Heads up on new devices

Recognizing that some tools used to assess patients aren’t ideal for all situations, and some are simply too risky, two Pitt Med professors and their teams are developing technologies to offer alternatives. Although these are separate initiatives, both approaches happen to look to the forehead to collect this important information.
Illustrated by
Frank Harris

Light work

The risks that come with invasively measuring intracranial pressure can be catastrophic enough that it’s ruled out for many patients who would benefit from the information, like some who’ve had a head injury.

Michael McDowell, an MD assistant professor of neurological surgery, and his collaborator Jana Kainerstorfer, a PhD at Carnegie Mellon University, have an alternative. They’re developing a device no bigger than a credit card that attaches to the patient’s forehead, without a procedure or incision, by either a headband or adhesive.

Once it’s secured, near-infrared light passes heatlessly and painlessly through the skin and skull to reach blood vessels in the brain. The light is then temporarily absorbed by hemoglobin within the blood cells. The hemoglobin releases the light, which then makes its way back to the device. The operator calculates the distance the blood cell traveled in the time between absorbing and releasing the light. Fluctuations in blood flow correspond with changes in intracranial pressure.

A preliminary study of 15 children at UPMC Children’s Hospital of Pittsburgh found that the device’s results closely matched those of the more invasive method. McDowell hopes that “by the end of 2023, we will have a large-scale observational trial in adults and children at a multicenter level.”

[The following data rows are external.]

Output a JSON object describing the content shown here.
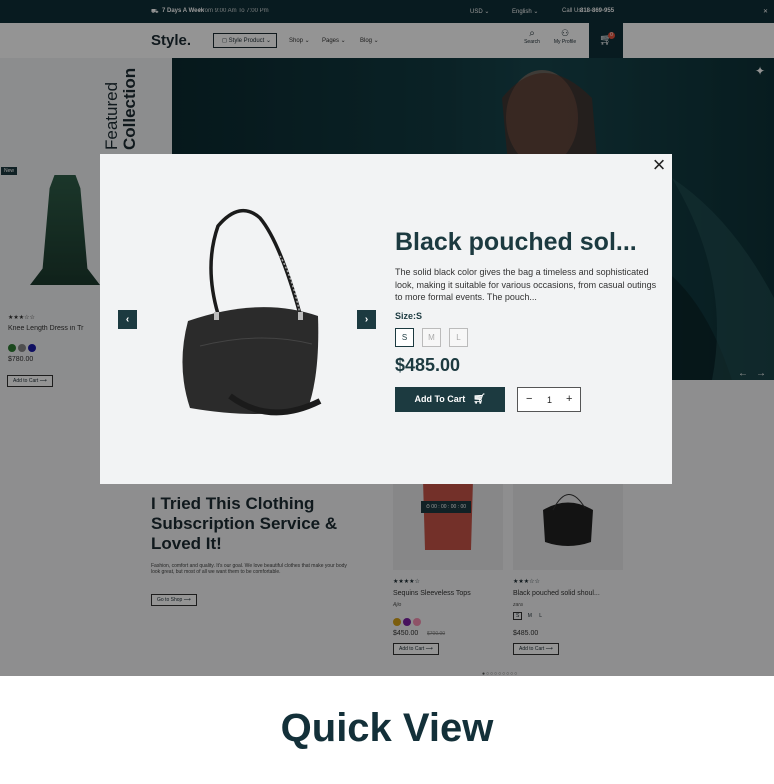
{
  "topbar": {
    "promo_bold": "7 Days A Week",
    "promo_text": "From 9:00 Am To 7:00 Pm",
    "currency": "USD",
    "language": "English",
    "call_label": "Call Us:",
    "phone": "818-869-955"
  },
  "header": {
    "logo": "Style.",
    "category_button": "Style Product",
    "nav": [
      "Shop",
      "Pages",
      "Blog"
    ],
    "search_label": "Search",
    "profile_label": "My Profile",
    "cart_count": "0"
  },
  "hero": {
    "featured_line1": "Featured",
    "featured_line2": "Collection"
  },
  "left_product": {
    "badge": "New",
    "name": "Knee Length Dress in Tr",
    "price": "$780.00",
    "cta": "Add to Cart",
    "rating": 3
  },
  "blog": {
    "title": "I Tried This Clothing Subscription Service & Loved It!",
    "text": "Fashion, comfort and quality. It's our goal. We love beautiful clothes that make your body look great, but most of all we want them to be comfortable.",
    "cta": "Go to Shop"
  },
  "products": [
    {
      "name": "Sequins Sleeveless Tops",
      "brand": "Ajio",
      "price": "$450.00",
      "old_price": "$700.00",
      "cta": "Add to Cart",
      "countdown": "00 : 00 : 00 : 00",
      "rating": 4
    },
    {
      "name": "Black pouched solid shoul...",
      "brand": "zara",
      "price": "$485.00",
      "cta": "Add to Cart",
      "sizes": [
        "S",
        "M",
        "L"
      ],
      "rating": 3
    }
  ],
  "modal": {
    "title": "Black pouched sol...",
    "description": "The solid black color gives the bag a timeless and sophisticated look, making it suitable for various occasions, from casual outings to more formal events. The pouch...",
    "size_label": "Size:S",
    "sizes": [
      "S",
      "M",
      "L"
    ],
    "selected_size": "S",
    "price": "$485.00",
    "add_to_cart": "Add To Cart",
    "quantity": "1",
    "minus": "−",
    "plus": "+"
  },
  "footer": {
    "title": "Quick View"
  },
  "colors": {
    "primary": "#1c3a40",
    "topbar": "#0f2f37"
  }
}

By making intracranial brain pressure measurement faster and safer, the device may also help physicians discover new, useful applications for brain pressure monitoring.

 

Losing contact

The key to simpler vital sign measurement may already be in your pocket. Michael Pinsky, an MD professor of critical care medicine, and his team have developed a noncontact pulse oximeter app compatible with any Android smartphone. Unlike the standard finger-clip style device for blood oxygen saturation, the app uses a smartphone camera to provide the same information.

Every time your heart beats, the color of your skin changes slightly, getting a little redder. The app detects such changes in a tiny area of a patient’s forehead to determine pulse rate. Other changes in light density indicate the patient’s respiratory rate. In tests, the app has returned these measurements accurately regardless of the person’s skin pigmentation. Based on an analysis of the pulse and respiration data, the app determines blood oxygen saturation.

If the FDA approves the technology, it could be used to assess the vitals of unconscious victims in disaster scenarios, give health information to previously unreachable communities and even allow patients to collect measurements in the waiting room before an appointment—reducing the chances of exposing medical staff to infections.

Says Pinsky, “My critical care professional colleagues around the world have called it a game-changer.”